Have I just received the dreaded cancer diagnosis? Perhaps I have, although it seems unreal. It’s so oddly anti-climactic. Dr. Cheli had mentioned lymphoma to me as one of several possibilities, and today that word has floated to the top of the list. "Suspect lymphoma" are the words Dr. Lerner tersely writes on the prescription scripts for the CT and PET scans. But it’s still only a suspicion. Isn’t it?
I feel oddly calm about all this. Right now – as long as our chatty friend in the waiting room can keep her counsel, anyway – it remains a secret. Whom should we tell, and when? Three major tests are ahead of me in the next week or so. It may be hard to keep the news from our children, Ben and Ania; and from Claire’s sister Eva and her two kids, Cory and Elizabeth (Cory lives with us, and his mother and sister are constantly over at our house); and from the church staff, who may have to deal with changed appointments and rescheduled meetings.
If it is indeed cancer, what impact will the sharing of that news have on my ministry?
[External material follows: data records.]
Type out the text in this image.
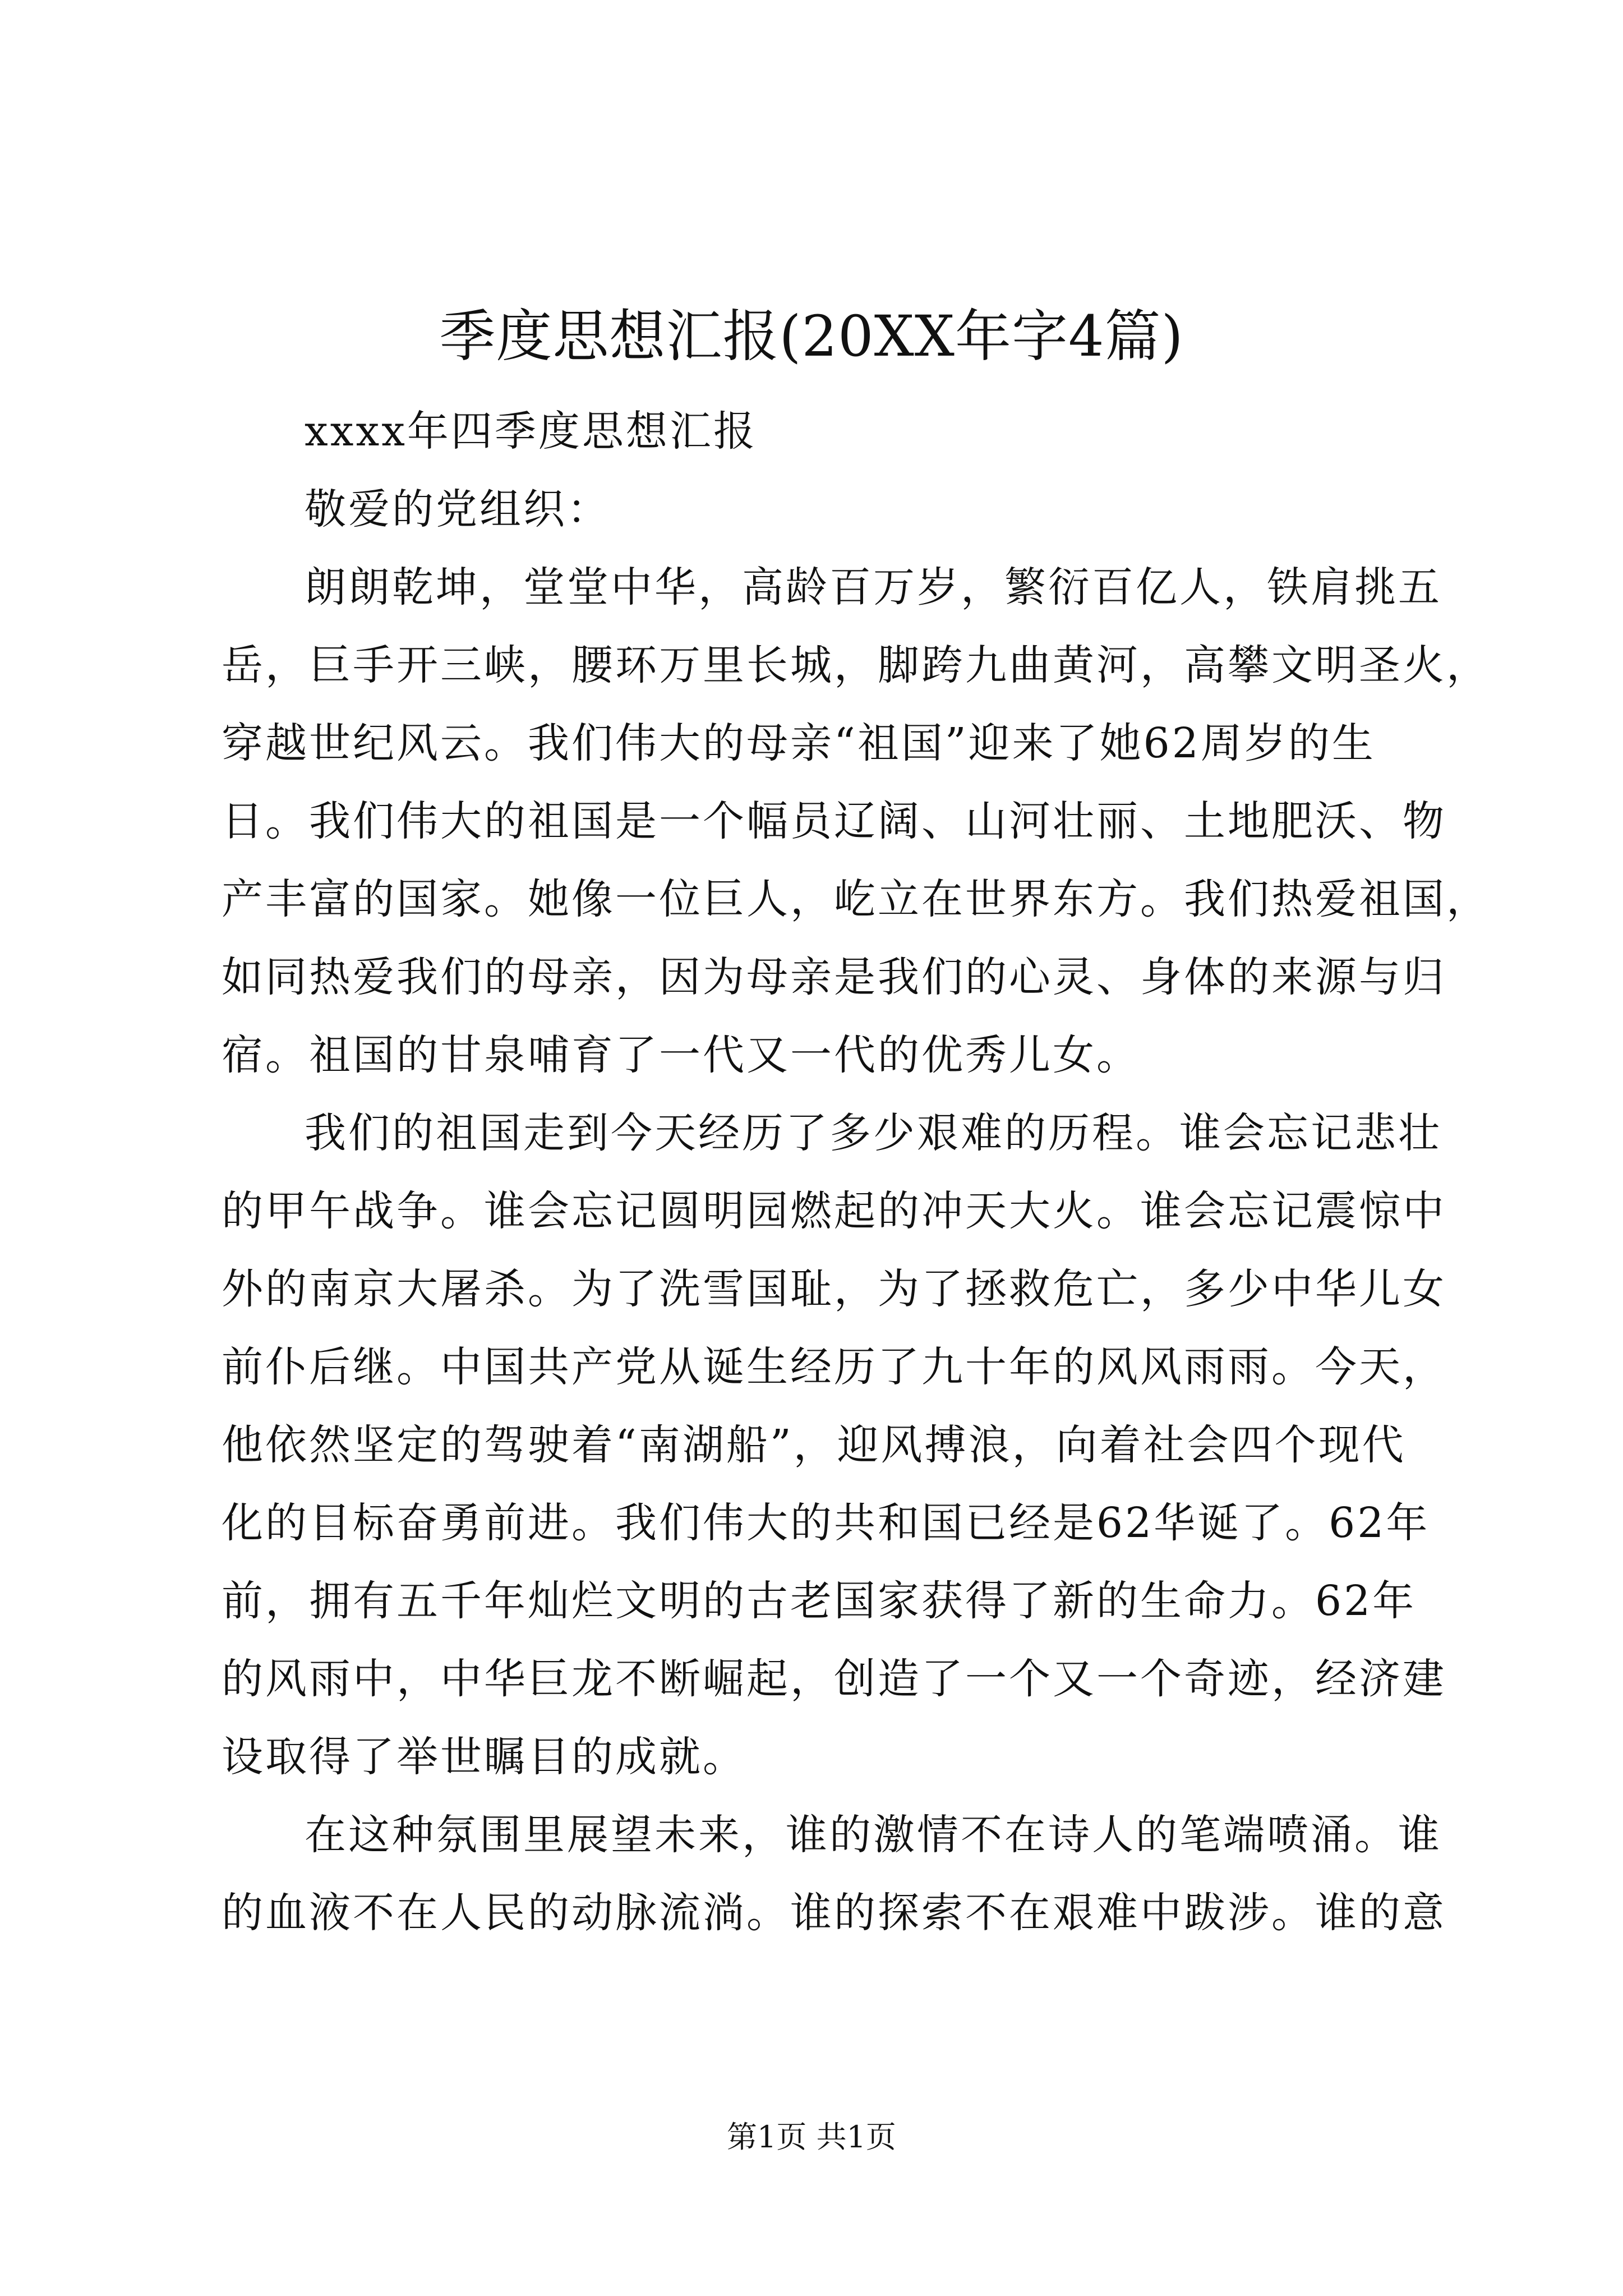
季度思想汇报(20XX年字4篇)
xxxx年四季度思想汇报
敬爱的党组织：
朗朗乾坤，堂堂中华，高龄百万岁，繁衍百亿人，铁肩挑五
岳，巨手开三峡，腰环万里长城，脚跨九曲黄河，高攀文明圣火，
穿越世纪风云。我们伟大的母亲“祖国”迎来了她62周岁的生
日。我们伟大的祖国是一个幅员辽阔、山河壮丽、土地肥沃、物
产丰富的国家。她像一位巨人，屹立在世界东方。我们热爱祖国，
如同热爱我们的母亲，因为母亲是我们的心灵、身体的来源与归
宿。祖国的甘泉哺育了一代又一代的优秀儿女。
我们的祖国走到今天经历了多少艰难的历程。谁会忘记悲壮
的甲午战争。谁会忘记圆明园燃起的冲天大火。谁会忘记震惊中
外的南京大屠杀。为了洗雪国耻，为了拯救危亡，多少中华儿女
前仆后继。中国共产党从诞生经历了九十年的风风雨雨。今天，
他依然坚定的驾驶着“南湖船”，迎风搏浪，向着社会四个现代
化的目标奋勇前进。我们伟大的共和国已经是62华诞了。62年
前，拥有五千年灿烂文明的古老国家获得了新的生命力。62年
的风雨中，中华巨龙不断崛起，创造了一个又一个奇迹，经济建
设取得了举世瞩目的成就。
在这种氛围里展望未来，谁的激情不在诗人的笔端喷涌。谁
的血液不在人民的动脉流淌。谁的探索不在艰难中跋涉。谁的意
第1页 共1页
The minister will need to be ministered unto – something I’ve never been especially comfortable with. I have watched several colleagues from afar, as they have gone through similar experiences. I have never, on an conscious level, dreamed I would be one of them.
Log, and Prologue
I have never been a diarist, although I am a writer. I have been writing all my life – sermons, mostly, and more recently books related to the writing of sermons – but only in the last few years have I determined that writing is a fundamental part of my vocation. I feel, somehow, it is essential that I commit to paper (or, at least, to the purposeful arrangement of electrons that is a computer hard disk) some reflections. I do this as much for myself as for anyone who may subsequently read this words.
The mariners of old used to keep a ship’s log – the heart of which was a series of numerical readings recording the repeated progress of a piece of wood, cast from the bow and floating back towards the stern. These readings measured the ship’s progress. Perhaps this document is a sort of ship’s log for my life, or at least this episode of it. Is it progress I am logging, or is it regress? Time will tell.
The ship’s log of old was typically read (if it was read by anyone at all) by some aide to a superior naval officer, after the voyage was completed. The superior officer himself read only the pages that included something of true significance. Most ship’s logs are of little historical interest, being routine notations of numerical data and occasional observations of other phenomena. Perhaps this may be a similar document, in that respect. Yet it may also happen that some thoughts and observations may emerge that will be useful to others in their life’s journey. It is this that starts me to writing.